Now we know why
Facebook is so unafraid to make mistakes, whether it is the company’s
privacy stumbles or new products that fail, like Facebook Home and
Slingshot.
Mark Zuckerberg, the social network’s co-founder and chief executive, thinks mistakes are good.
Addressing questions from Facebook users Thursday at his second town hall meeting with the public,
held at the company’s headquarters in Menlo Park, Calif., and
live-streamed on the web, Mr. Zuckerberg said that successful people not
only learn from their mistakes but spend most of their time making
mistakes.
“If you’re successful,
most of the things you’ve done were wrong,” he said. “What ends up
mattering is the stuff you get right.” If you get a few big things
right, he said, “you can make some pretty important changes in the
world.”
As with his first town hall, Mr. Zuckerberg covered a range of topics, like the company’s privacy policies and its new tool that allows people to search past Facebook posts.
Asked if the social
network would ever add a dislike button, he said the company was
thinking about it. Mr. Zuckerberg said that while there isn’t likely to
be a button that says “dislike” because of the potential for hurting
people’s feelings, the company is trying to find a way for users to
express a wider range of emotional reactions, such as sadness, to a
post.
He joked with some of
the questioners. When someone asked what his favorite pizza topping was,
he said that if you’re going to eat pizza, you might as well go all the
way and put fried chicken on top.
Another questioner, a
woman who said she lives near Facebook’s headquarters, told him, “Thank
you for upping the price of my house.”
Mr. Zuckerberg
replied, “That’s the first time anyone has ever thanked me for having
Facebook raise housing prices,” a reference to community concerns in San
Francisco and elsewhere in the Bay Area about tech millionaires driving
out longtime residents.
He discussed the
importance of software programming skills. “If you can code, you have
the power to sit down and make something and no one can stop you,” he
said. He predicted that schools would eventually require everyone to
learn a little coding because it sharpens analytical skills that are
useful in a wide variety of professions.
Discussing Facebook’s
role in public conversations, such as racial discrimination by police,
he said, “We want to give everyone a voice.” He cited Facebook’s role in
opening up discussions in places like the Middle East, but he avoided
mention of the company’s recent censorship of some anti-government posts
in Turkey or his courtship this week of Chinese Internet regulators, who insist on tight control over online discussion.
Addressing a question
about children’s use of Facebook, Mr. Zuckerberg, who has no children,
said that banning technology use by children wasn’t a solution. But “I
would not allow my child under the age of 13 to use Facebook.”

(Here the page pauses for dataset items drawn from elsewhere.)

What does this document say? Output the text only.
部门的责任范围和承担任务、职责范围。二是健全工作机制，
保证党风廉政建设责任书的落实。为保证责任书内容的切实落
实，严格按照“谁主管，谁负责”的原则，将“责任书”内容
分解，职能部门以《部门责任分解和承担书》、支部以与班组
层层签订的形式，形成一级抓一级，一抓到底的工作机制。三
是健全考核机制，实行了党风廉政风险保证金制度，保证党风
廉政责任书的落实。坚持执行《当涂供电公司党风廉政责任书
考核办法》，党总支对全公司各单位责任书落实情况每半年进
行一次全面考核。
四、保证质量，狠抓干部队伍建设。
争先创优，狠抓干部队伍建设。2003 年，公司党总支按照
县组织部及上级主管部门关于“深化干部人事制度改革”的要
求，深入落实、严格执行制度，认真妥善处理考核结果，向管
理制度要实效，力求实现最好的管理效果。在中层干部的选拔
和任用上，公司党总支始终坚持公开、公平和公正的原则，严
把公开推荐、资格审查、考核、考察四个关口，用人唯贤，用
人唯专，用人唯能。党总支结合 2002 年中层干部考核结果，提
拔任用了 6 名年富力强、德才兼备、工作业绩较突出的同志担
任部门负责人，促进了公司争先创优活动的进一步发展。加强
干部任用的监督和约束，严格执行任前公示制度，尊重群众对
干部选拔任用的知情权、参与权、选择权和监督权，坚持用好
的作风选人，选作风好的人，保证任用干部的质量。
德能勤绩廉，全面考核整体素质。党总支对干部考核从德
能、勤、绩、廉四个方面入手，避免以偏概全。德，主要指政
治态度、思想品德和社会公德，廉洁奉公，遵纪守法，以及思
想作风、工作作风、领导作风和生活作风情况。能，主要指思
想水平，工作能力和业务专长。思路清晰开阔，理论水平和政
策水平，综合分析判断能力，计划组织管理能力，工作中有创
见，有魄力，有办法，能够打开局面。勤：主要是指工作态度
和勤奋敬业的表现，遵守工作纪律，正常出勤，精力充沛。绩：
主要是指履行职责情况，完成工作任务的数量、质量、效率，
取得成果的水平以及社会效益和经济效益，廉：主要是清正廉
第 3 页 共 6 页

(Officially, the company bans the use of the service by anyone under 13,
in part because of restrictive American privacy laws that apply to
younger children, but many parents allow their underage kids to use the
service anyway.)
Mr. Zuckerberg also
admitted that he was having a lot of trouble fulfilling his 2014 New
Year’s resolution of writing a thank-you note to someone every day.
“There are people who
see the beauty of things,” he said. “And then there are people who see
things and want to make them better, and I tend to be the latter,” he
said, drawing laughs from his executive team sitting nearby.